The trade activities of people are not limited to ordinary goods and services anymore. There was a time when the trade activities of people were limited to people exchanging goods and services mainly for money based on the demands and availability of products.
You might wonder what led to the trade of products and services. Initially, the concept of trade didn’t exist. While human needs had always been present, the demands of all needs could not be met simply because there never were enough commodities for everyone.
This led to the barter system. The Barter system was a system based on exchange rather than on money. In the barter system, two people exchanged the products they had with someone else for something the other person had and was of use to them.
However, as things changed over time, money was introduced. Gradually, money became an integral part of exchange activities and in this way, the barter system turned into the trade.
What is money and how is it different from a currency?
Money is yet another commodity that is given and accepted in a given socio-economic scenario in return for something. Money is paid as the value of a commodity and is given as well as accepted as a payment for not just goods and services but also for payment of debts, settlement of payments, interest on loans, etc.
Money is a verifiable commodity and a product’s value is determined in terms of money to make payment for it. For example, we say, 5 kg of apples cost Rupees100.
In this case, the value of 5kg of apple is equal to 100 rupees.
Did you notice the word “rupees” in the above sentence? That “rupees” is a currency.
A currency can therefore be defined as a system of money that prevails in common use. The word’s common use usually refers to the people of a nation.
While money is the common name of the commodity, currency is its name. Each country has its currency and the value of a currency keeps changing. Also, the value of a currency is compared to the value of another country’s currency. You might have heard people talking about the rate of the Dollar, which is the currency of the United States. This refers to how much Indian Rupees equals one Dollar.
What is meant by foreign exchange?
It is a simple concept. The term foreign exchange refers to the trading of one currency for another.
For example, you can swap the Indian Rupee for Euro. When people trade in currencies of different nations, this is referred to as forex or FX.
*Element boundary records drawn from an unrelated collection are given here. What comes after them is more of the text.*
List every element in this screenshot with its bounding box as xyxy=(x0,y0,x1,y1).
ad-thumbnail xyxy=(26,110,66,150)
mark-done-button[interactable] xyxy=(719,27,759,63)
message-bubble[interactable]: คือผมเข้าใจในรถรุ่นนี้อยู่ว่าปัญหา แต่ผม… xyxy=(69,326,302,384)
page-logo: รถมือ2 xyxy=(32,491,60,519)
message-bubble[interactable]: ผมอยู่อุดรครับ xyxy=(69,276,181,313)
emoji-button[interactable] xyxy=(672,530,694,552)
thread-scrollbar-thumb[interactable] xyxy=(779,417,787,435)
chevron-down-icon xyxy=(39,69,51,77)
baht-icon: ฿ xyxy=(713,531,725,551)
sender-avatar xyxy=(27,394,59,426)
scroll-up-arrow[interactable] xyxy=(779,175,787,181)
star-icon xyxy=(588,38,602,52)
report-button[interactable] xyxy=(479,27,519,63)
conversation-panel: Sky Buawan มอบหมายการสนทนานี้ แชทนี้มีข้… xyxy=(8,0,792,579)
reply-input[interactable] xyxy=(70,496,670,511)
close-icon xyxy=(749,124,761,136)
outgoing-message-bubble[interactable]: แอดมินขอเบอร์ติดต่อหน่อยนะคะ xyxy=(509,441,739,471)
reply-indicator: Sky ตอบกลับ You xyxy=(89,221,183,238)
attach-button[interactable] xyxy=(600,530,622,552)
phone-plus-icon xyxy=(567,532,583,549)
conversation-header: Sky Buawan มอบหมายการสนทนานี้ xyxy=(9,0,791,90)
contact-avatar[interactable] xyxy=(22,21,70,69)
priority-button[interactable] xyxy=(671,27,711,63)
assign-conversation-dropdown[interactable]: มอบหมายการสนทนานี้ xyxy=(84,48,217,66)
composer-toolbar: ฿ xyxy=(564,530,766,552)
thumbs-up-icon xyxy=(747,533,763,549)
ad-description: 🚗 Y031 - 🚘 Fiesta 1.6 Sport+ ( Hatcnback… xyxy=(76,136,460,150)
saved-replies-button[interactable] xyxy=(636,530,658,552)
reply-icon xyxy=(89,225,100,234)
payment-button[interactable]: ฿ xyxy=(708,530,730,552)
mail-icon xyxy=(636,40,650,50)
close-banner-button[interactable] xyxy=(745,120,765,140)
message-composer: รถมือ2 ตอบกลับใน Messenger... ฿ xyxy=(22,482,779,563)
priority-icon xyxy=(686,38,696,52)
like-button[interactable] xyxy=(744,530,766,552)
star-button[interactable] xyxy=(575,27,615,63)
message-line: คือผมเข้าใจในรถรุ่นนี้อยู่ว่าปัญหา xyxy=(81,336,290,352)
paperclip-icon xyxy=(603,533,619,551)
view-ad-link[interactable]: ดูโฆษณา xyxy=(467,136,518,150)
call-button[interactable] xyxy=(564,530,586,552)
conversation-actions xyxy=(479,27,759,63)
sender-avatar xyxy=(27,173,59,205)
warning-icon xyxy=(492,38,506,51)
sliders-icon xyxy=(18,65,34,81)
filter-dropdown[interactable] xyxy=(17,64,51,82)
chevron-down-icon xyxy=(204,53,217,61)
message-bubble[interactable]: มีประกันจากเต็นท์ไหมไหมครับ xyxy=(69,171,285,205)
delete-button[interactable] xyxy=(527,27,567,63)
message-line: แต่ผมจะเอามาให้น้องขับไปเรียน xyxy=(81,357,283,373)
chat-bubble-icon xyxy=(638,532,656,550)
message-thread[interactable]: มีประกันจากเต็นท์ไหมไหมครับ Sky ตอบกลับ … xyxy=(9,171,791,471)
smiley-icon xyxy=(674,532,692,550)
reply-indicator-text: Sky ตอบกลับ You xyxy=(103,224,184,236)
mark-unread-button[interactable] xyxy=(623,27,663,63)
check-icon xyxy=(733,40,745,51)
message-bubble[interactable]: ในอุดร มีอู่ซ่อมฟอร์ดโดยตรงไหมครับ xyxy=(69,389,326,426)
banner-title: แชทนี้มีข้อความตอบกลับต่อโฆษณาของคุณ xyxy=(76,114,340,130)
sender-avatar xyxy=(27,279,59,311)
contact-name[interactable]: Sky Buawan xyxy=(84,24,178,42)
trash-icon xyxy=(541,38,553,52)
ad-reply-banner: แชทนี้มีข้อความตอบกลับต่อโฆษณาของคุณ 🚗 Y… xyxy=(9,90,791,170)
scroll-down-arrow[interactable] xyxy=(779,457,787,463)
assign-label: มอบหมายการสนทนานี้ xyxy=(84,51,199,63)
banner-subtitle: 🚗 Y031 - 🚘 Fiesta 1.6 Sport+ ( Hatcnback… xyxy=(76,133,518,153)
Where does a foreign exchange take place?
Forex takes place in a Foreign exchange market. The Foreign exchange market is the global market for the trade-in of different currencies. The Foreign exchange market is made up of several different markets and is one of the oldest and original markets of foreign exchange. It is an institution that determines the value of each currency every single day.
As mentioned above, the value of each currency keeps changing and is not stable. So the value of each currency is determined by this institution. The remaining financial structure is based on the foreign exchange market.
What do you mean by Foreign exchange reserves?
Foreign exchange reserves are cash and reserve assets of various forms such as gold held by a country’s monetary authority or central bank, primarily available to balance the payments of the country.
Apart from balancing the payments, the foreign exchange reserves are maintained to influence the value of its currency along with maintaining its confidence in the financial markets.
Conclusion
The relative value between two or more currencies is called the foreign exchange rate. Simply put, the rate at which one currency is traded with another is called the exchange rate.
The foreign exchange rate keeps changing and is determined by the foreign exchange market based on several things.
We are sure this article has helped you develop a better understanding of everything related to foreign exchange. Forex is an important part of a country’s economy and requires utmost attention at all times.